I now understand what dereference means. I think your explanation will prevent confusion, especially for novices.
Good work. Thanks for your time!
Cameron Horsburgh
Alexis Sukrieh wrote:
tags 303020 + pending thanks
* Cameron Horsburgh ([EMAIL PROTECTED]) disait :
Hmm, I gave your suggestion a go, and it worked. I'm surprised for two reasons:
First, every trick I know can't find a symlink in my whole /home partition. Ah well, something'll turn up.
What about a simple:
$ find /home -type l
That should display all symlinks located under /home.
Secondly, and I'll leave this for you to ponder, is that I remember that the symlink functionality off when I rejiggered the config yesterday. This was confirmed when I went to turn it off just now. However...

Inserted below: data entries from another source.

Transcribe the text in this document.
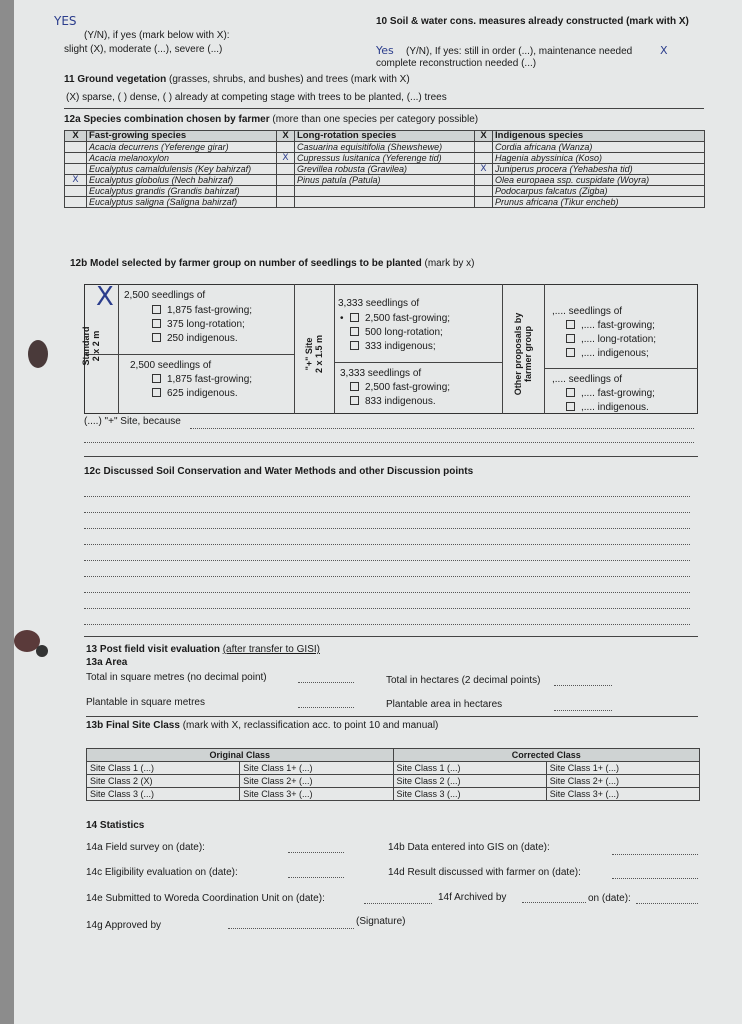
YES
(Y/N), if yes (mark below with X):
slight (X), moderate (...), severe (...)
10 Soil & water cons. measures already constructed (mark with X)
Yes (Y/N), If yes: still in order (...), maintenance needed	X
complete reconstruction needed (...)
11 Ground vegetation (grasses, shrubs, and bushes) and trees (mark with X)
(X) sparse, ( ) dense, ( ) already at competing stage with trees to be planted, (...) trees
12a Species combination chosen by farmer (more than one species per category possible)
X	Fast-growing species	X	Long-rotation species	X	Indigenous species
	Acacia decurrens (Yeferenge girar)		Casuarina equisitifolia (Shewshewe)		Cordia africana (Wanza)
	Acacia melanoxylon	X	Cupressus lusitanica (Yeferenge tid)		Hagenia abyssinica (Koso)
	Eucalyptus camaldulensis (Key bahirzaf)		Grevillea robusta (Gravilea)	X	Juniperus procera (Yehabesha tid)
X	Eucalyptus globolus (Nech bahirzaf)		Pinus patula (Patula)		Olea europaea ssp. cuspidate (Woyra)
	Eucalyptus grandis (Grandis bahirzaf)				Podocarpus falcatus (Zigba)
	Eucalyptus saligna (Saligna bahirzaf)				Prunus africana (Tikur encheb)
12b Model selected by farmer group on number of seedlings to be planted (mark by x)
Standard
2 x 2 m	"+" Site
2 x 1.5 m	Other proposals by
farmer group
X 2,500 seedlings of
1,875 fast-growing;
375 long-rotation;
250 indigenous.
2,500 seedlings of
1,875 fast-growing;
625 indigenous.
3,333 seedlings of
• 2,500 fast-growing;
500 long-rotation;
333 indigenous;
3,333 seedlings of
2,500 fast-growing;
833 indigenous.
,.... seedlings of
,.... fast-growing;
,.... long-rotation;
,.... indigenous;
,.... seedlings of
,.... fast-growing;
,.... indigenous.
(....) "+" Site, because
12c Discussed Soil Conservation and Water Methods and other Discussion points
13 Post field visit evaluation (after transfer to GISI)
13a Area
Total in square metres (no decimal point)	Total in hectares (2 decimal points)
Plantable in square metres	Plantable area in hectares
13b Final Site Class (mark with X, reclassification acc. to point 10 and manual)
Original Class		Corrected Class	
Site Class 1 (...)	Site Class 1+ (...)	Site Class 1 (...)	Site Class 1+ (...)
Site Class 2 (X)	Site Class 2+ (...)	Site Class 2 (...)	Site Class 2+ (...)
Site Class 3 (...)	Site Class 3+ (...)	Site Class 3 (...)	Site Class 3+ (...)
14 Statistics
14a Field survey on (date):	14b Data entered into GIS on (date):
14c Eligibility evaluation on (date):	14d Result discussed with farmer on (date):
14e Submitted to Woreda Coordination Unit on (date):	14f Archived by	on (date):
14g Approved by	(Signature)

It seems that the question asked by debconf confused me. It asks:
Do you want to dereference symlinks?
I assumed 'dereference' means 'don't follow' so I answered 'yes,' because I didn't want to follow them. As it turns out, it has the opposite behaviour :-(
Well, I just used the same wording as the one used in the tar man page:
-h, --dereference don't dump symlinks; dump the files they point to
Then I suppose even the tar man page could be misunderstood? ;)
May I suggest that the question be rephrased as something simpler, like,
Do you want to follow symlinks?
and perhaps even add an explanation (this may be in GUI versions of debconf---I'm only aware of the Dialog version.)
Yes, indeed, a better wording is needed in the Debconf screen, I updated the Debconf question like that:
The tar, tar.gz and tar.bz2 filetypes may dereference the symlinks
in generated archives. Enabling this feature will dump the files pointed by symlinks and is likely to generate huge archives.
Follow symlinks?
Thanks for your time and help.
You're welcome, thanbks for your report.
This bug will be close on the next upload, I tag it "pending".